Content Type Bliss

Recently I came across Timo von Holtz’s servant-JuicyPixels package. It describes servant-compatible content-types for JuicyPixel’s DynamicImage data type, and clocks under 100 airy lines.

Timo and I realized there is a pretty neat demonstration of the advantage of abstracting away content-type serialization and deserialization: the world’s most concise image-conversion web service. Essentially the same application is available as the image conversion example in Timo’s package.

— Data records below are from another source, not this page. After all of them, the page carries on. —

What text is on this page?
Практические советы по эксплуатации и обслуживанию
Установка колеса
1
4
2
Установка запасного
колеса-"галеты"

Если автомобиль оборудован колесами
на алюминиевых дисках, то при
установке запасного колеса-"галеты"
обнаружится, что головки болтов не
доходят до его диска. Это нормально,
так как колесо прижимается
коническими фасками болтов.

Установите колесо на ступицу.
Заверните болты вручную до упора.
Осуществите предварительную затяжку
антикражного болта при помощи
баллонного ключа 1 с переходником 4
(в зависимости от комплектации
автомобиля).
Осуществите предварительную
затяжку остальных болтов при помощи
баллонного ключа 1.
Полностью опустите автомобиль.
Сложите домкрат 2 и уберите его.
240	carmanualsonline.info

(If you want to know more about how content-types work in servant, the content-type section of the tutorial has more information.)

The Application

Our goal is to provide a service that converts images between formats based on the Content-Type and Accept headers of the request:

$ curl localhost:8001 -H "Content-Type: image/png"  \
                      -H "Accept: image/jpeg"  \
                      --data-binary "@haskell-logo.png" \
                      > haskell-logo.jpeg

To get there, we need to do a couple of things. We need to of course run the application:

main :: IO ()
main = run 8001 conversion

And describe the API:

type ConversionApi
     = ReqBody '[BMP, GIF, JPEG 50, PNG, TIFF, RADIANCE] DynamicImage
    :> Post '[BMP, GIF, JPEG 50, PNG, TIFF, RADIANCE] DynamicImage

As you can see, we state that we accept and can return a variety of image formats.

The application is then:

conversion :: Application
conversion = serve (Proxy :: Proxy ConversionApi) handler

And for the clincher, the handler:

    where handler = return

And that’s it!

Conclusion

This is just the limit of the relative gain of abstracting content-types - there is nothing to the application besides them!

Essentially the same idea could of course be applied to other areas. Document conversion with Pandoc, video and audio formats, etc.